Wednesday, May 12, 2010

Orange Infused Cherry Scones with Orange Glaze

Orange Infused Cherry Scones 4-10

The TLC channel has a new series, "Best Food Ever", narrated by actor John Goodman. I missed the first episode, Sensational Sandwiches, but recorded and watched the second episode  - Bodacious Bakeries - last night during which they counted down the top 10 bakeries in the country. By the 30-minute mark, half way through the program, my teeth hurt just watching people ingest all that sugar.

One bakery/cafe, the name of which I cannot recall, offered their version of French toast: homemade peanut butter thickly slathered between two over-sized slices of challa bread, then dipped the "sandwich" in a mixture of eggs, cream, cinnamon and sugar and fried it on a flat top grill. As if that wasn't enough, the chef served the dinner plate sized fried sandwich doused with a hot syrupy mixture of sliced fresh bananas sautéed in butter and brown sugar. They called it breakfast. I call it a monumental sugar overdose.

Give me a cup of good coffee or a cappuccino and a tender scone for breakfast or brunch and I'm a happy camper.

But, more often than not, most scones offered in bakeries, coffee houses and grocery stores are too sweet for my taste. If the scone is covered in a sugary glaze, I usually take a pass.

This scone was posted by my niece, Nichole, and even though I'm not fond of glazed scones I felt I had to be true to the recipe the first time I made it. But, I have to admit that, although the orange glaze was delicious, I will not glaze them next time.

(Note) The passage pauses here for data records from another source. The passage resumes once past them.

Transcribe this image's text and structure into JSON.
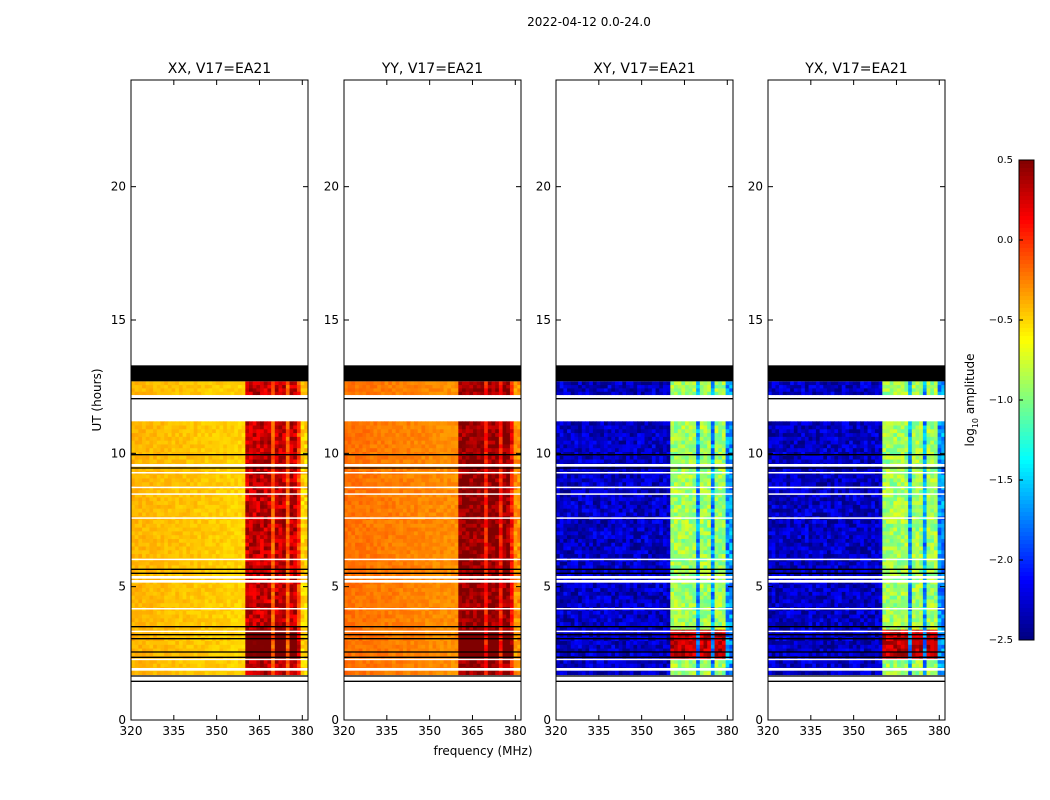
{
  "figure": {
    "suptitle": "2022-04-12 0.0-24.0",
    "xlabel": "frequency (MHz)",
    "ylabel": "UT (hours)"
  },
  "chart_data": {
    "type": "heatmap",
    "title": "2022-04-12 0.0-24.0",
    "xlabel": "frequency (MHz)",
    "ylabel": "UT (hours)",
    "xlim": [
      320,
      382
    ],
    "ylim": [
      0,
      24
    ],
    "xticks": [
      320,
      335,
      350,
      365,
      380
    ],
    "yticks": [
      0,
      5,
      10,
      15,
      20
    ],
    "rfi_channels_mhz": [
      362.5,
      367.5,
      372.5,
      377.5
    ],
    "data_blocks_hours": [
      [
        1.7,
        11.2
      ],
      [
        12.2,
        12.7
      ]
    ],
    "flagged_block_hours": [
      12.7,
      13.3
    ],
    "panels": [
      {
        "title": "XX, V17=EA21",
        "pol": "XX",
        "base_level": -0.4,
        "rfi_level": 0.3
      },
      {
        "title": "YY, V17=EA21",
        "pol": "YY",
        "base_level": -0.2,
        "rfi_level": 0.45
      },
      {
        "title": "XY, V17=EA21",
        "pol": "XY",
        "base_level": -2.3,
        "rfi_level": -0.9
      },
      {
        "title": "YX, V17=EA21",
        "pol": "YX",
        "base_level": -2.3,
        "rfi_level": -0.9
      }
    ],
    "colorbar": {
      "label": "log10 amplitude",
      "label_main": "log",
      "label_sub": "10",
      "label_rest": " amplitude",
      "range": [
        -2.5,
        0.5
      ],
      "ticks": [
        "0.5",
        "0.0",
        "−0.5",
        "−1.0",
        "−1.5",
        "−2.0",
        "−2.5"
      ],
      "tick_values": [
        0.5,
        0.0,
        -0.5,
        -1.0,
        -1.5,
        -2.0,
        -2.5
      ],
      "colormap": "jet"
    }
  }
}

These scones were good, very tender and dense with a nice hint of orange and just enough sugar (3 tablespoons) to barely sweeten the dough. I will certainly make them again.
Orange Infused Cherry Scones

Orange Infused Cherry Scones with Orange Glaze
by Nichole Gordon

For the scones:
  • 1/2 cup snipped dried sweet cherries (Nic also suggests substituting cherries with golden raisins)
  • 2 cups all-purpose flour
  • 3 tablespoons brown sugar
  • 2 teaspoons baking powder
  • 1/2 teaspoon salt
  • 1/2 teaspoon baking soda
  • 1/4 cup butter
  • 1 to 2 teaspoons graed orange peel (I used 2 heaping teaspoons)
  • 1 egg
  • 8 ounces sour cream (I used light sour cream)

For the glaze:
  • 1 cup powdered sugar
  • 1 tablespoon orange juice
  • 1/4 teaspoon vanilla
  • 1 teaspoon orange zest (this was my addition and not in the original recipe)

Preheat oven to 400 degrees.

Place the snipped cherries in a small bowl and cover them with boiling water. Set aside for about 5 minutes.

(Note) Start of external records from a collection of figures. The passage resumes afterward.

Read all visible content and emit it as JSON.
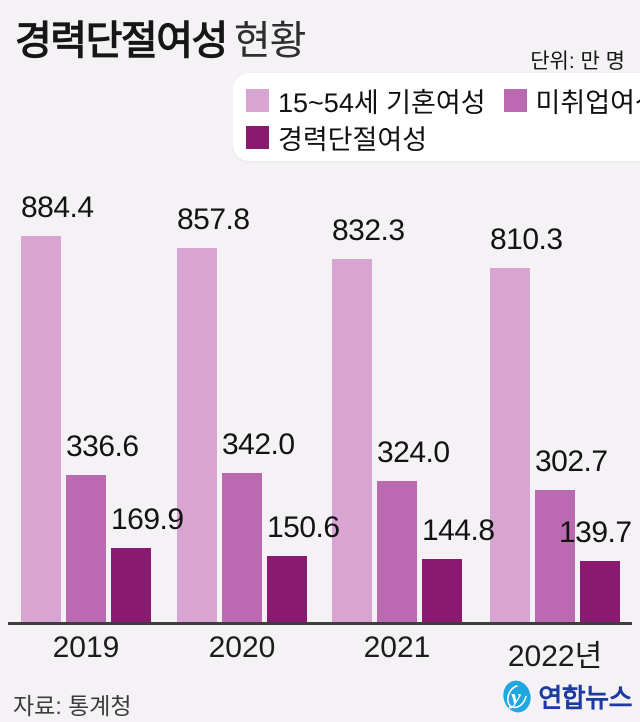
{
  "header": {
    "title_emphasis": "경력단절여성",
    "title_rest": "현황",
    "unit_label": "단위: 만 명"
  },
  "chart_data": {
    "type": "bar",
    "title": "경력단절여성 현황",
    "unit": "만 명",
    "categories": [
      "2019",
      "2020",
      "2021",
      "2022년"
    ],
    "series": [
      {
        "name": "15~54세 기혼여성",
        "color": "#d8a5d3",
        "values": [
          884.4,
          857.8,
          832.3,
          810.3
        ]
      },
      {
        "name": "미취업여성",
        "color": "#bb69b1",
        "values": [
          336.6,
          342.0,
          324.0,
          302.7
        ]
      },
      {
        "name": "경력단절여성",
        "color": "#8a1a70",
        "values": [
          169.9,
          150.6,
          144.8,
          139.7
        ]
      }
    ],
    "ylim": [
      0,
      900
    ],
    "grid": false,
    "value_labels": true,
    "legend_position": "top-right"
  },
  "footer": {
    "source": "자료: 통계청",
    "logo_text": "연합뉴스"
  },
  "colors": {
    "background": "#f4f2f4",
    "axis": "#3e3e3e",
    "legend_box": "#ffffff",
    "text": "#161616",
    "logo_blue": "#1ea7e0",
    "logo_navy": "#1c3aa0"
  }
}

Meanwhile, combine flour, brown sugar, baking powder, salt and baking soda in a large bowl. Slice the butter into pieces and cut into the flour mixture until it begins to look like crumbs.

Drain the cherries well, then add them to the flour mixture along with the orange zest and toss to make sure they are well coated.

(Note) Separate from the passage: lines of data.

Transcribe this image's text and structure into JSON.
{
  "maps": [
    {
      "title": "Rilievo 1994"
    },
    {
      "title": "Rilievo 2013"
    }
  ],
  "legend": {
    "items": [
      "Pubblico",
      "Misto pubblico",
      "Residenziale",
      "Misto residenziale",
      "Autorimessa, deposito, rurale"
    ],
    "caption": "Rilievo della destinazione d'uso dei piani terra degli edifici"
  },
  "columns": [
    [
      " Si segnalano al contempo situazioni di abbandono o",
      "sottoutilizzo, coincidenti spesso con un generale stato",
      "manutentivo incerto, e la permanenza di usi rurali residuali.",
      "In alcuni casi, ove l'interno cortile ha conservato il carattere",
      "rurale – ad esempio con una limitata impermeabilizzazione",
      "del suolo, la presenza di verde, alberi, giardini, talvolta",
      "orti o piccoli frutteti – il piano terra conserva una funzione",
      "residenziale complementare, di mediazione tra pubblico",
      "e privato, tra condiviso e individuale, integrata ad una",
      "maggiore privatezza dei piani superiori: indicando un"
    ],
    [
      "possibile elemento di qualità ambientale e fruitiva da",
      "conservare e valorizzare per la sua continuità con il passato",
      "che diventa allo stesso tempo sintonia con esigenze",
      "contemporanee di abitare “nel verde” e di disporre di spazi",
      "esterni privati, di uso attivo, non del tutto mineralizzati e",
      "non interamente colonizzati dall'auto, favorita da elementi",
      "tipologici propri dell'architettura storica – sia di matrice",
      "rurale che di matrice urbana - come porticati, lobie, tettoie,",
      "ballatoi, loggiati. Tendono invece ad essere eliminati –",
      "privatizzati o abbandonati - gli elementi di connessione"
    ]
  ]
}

Make a well in the center of the mixture and set the bowl aside.

In a small bowl, beat the egg, then work in the sour cream and egg are well combined. Add the egg/sour cream mixture all at once into the well you created in your flour mixture. Nic found that the best way to combine the mixtures together is with a fork. I agree. You may find the finished product a little dry, but that's okay.

Lightly flour your work surface. Remove the dough from the bowl and knead the dough by folding and gently pressing the dough until it is smooth in appearance. Lightly roll your dough out into a circle about 7-inches in diameter. Cut the dough into 12 pieces (much like a pie). I used a scone pan, which has 8 sections. My scones were a little larger than Nic's.

Place the wedges 1-inch apart on an ungreased cookie sheet. Bake at 400 degrees for 10 to 12 minutes. Because mine were larger, I baked them about 16 minutes.

When the scones are done, remove them from the baking sheet to a wire rack and allow to cool for about 10 minutes before glazing.

To make the glaze, mix all the glaze ingredients together in a small bowl until smooth. If the glaze appears too thick, add more orange juice a teaspoon at a time to be sure it doesn't get too thin.